そして2012年10月9日土曜、ヨットハーバーで会おうと言った。その日、朝8時に待ち合わせ、近くの地下鉄の駅から、リスボン駅に行き特急列車で11時過ぎにポルトに到着。ポルトのカフェで昼食をとり歩いてタクシーで10分でヨットハーバーに行くと売り主の男が来ていた。にこやかな顔で、早めに来て、きれいにしておいたと話した。リスボンまでヨットで帰るのだろと言い燃料は満タンにしておいたよと笑いながら言った。

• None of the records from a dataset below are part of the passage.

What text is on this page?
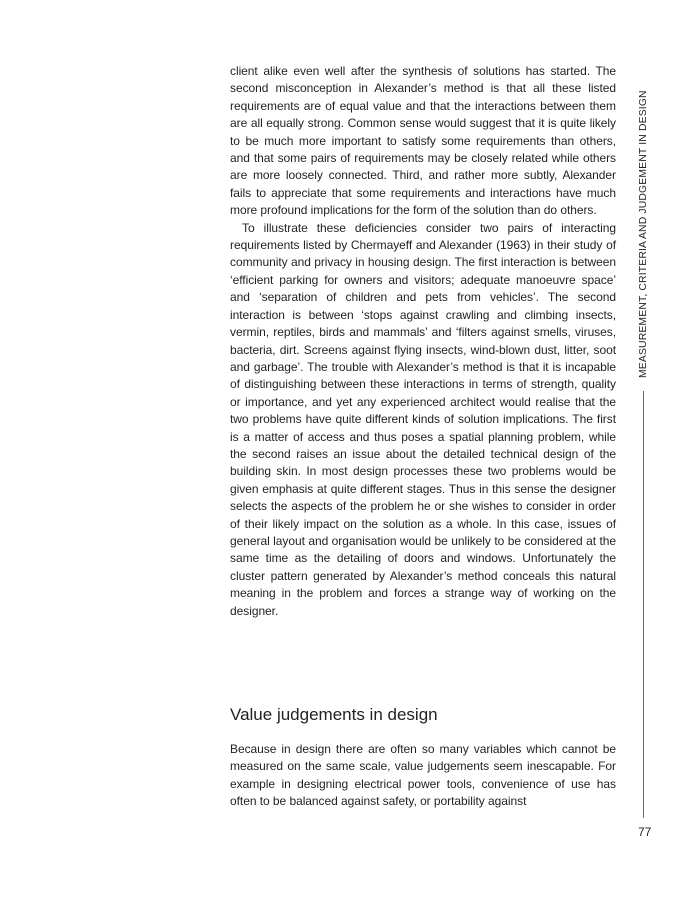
client alike even well after the synthesis of solutions has started. The second misconception in Alexander’s method is that all these listed requirements are of equal value and that the interactions between them are all equally strong. Common sense would suggest that it is quite likely to be much more important to satisfy some requirements than others, and that some pairs of requirements may be closely related while others are more loosely connected. Third, and rather more subtly, Alexander fails to appreciate that some requirements and interactions have much more profound implications for the form of the solution than do others.

To illustrate these deficiencies consider two pairs of interacting requirements listed by Chermayeff and Alexander (1963) in their study of community and privacy in housing design. The first interaction is between ‘efficient parking for owners and visitors; adequate manoeuvre space’ and ‘separation of children and pets from vehicles’. The second interaction is between ‘stops against crawling and climbing insects, vermin, reptiles, birds and mammals’ and ‘filters against smells, viruses, bacteria, dirt. Screens against flying insects, wind-blown dust, litter, soot and garbage’. The trouble with Alexander’s method is that it is incapable of distinguishing between these interactions in terms of strength, quality or importance, and yet any experienced architect would realise that the two problems have quite different kinds of solution implications. The first is a matter of access and thus poses a spatial planning problem, while the second raises an issue about the detailed technical design of the building skin. In most design processes these two problems would be given emphasis at quite different stages. Thus in this sense the designer selects the aspects of the problem he or she wishes to consider in order of their likely impact on the solution as a whole. In this case, issues of general layout and organisation would be unlikely to be considered at the same time as the detailing of doors and windows. Unfortunately the cluster pattern generated by Alexander’s method conceals this natural meaning in the problem and forces a strange way of working on the designer.

Value judgements in design

Because in design there are often so many variables which cannot be measured on the same scale, value judgements seem inescapable. For example in designing electrical power tools, convenience of use has often to be balanced against safety, or portability against

MEASUREMENT, CRITERIA AND JUDGEMENT IN DESIGN
77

船の関係書類一式と管理書を渡して大事に使ってくれよなと言って握手してキーを2つ渡してくれた。その後、船に乗り込んで最初はニコラスが運転して塚田守が隣について運転を習い途中で運転を交代する事にした。エンジンをかけヨットハーバーを出る時、遠ざかって小さくなっても、ずっと愛おしそうにボートを見送る姿に思わず涙がこみ上げてきた。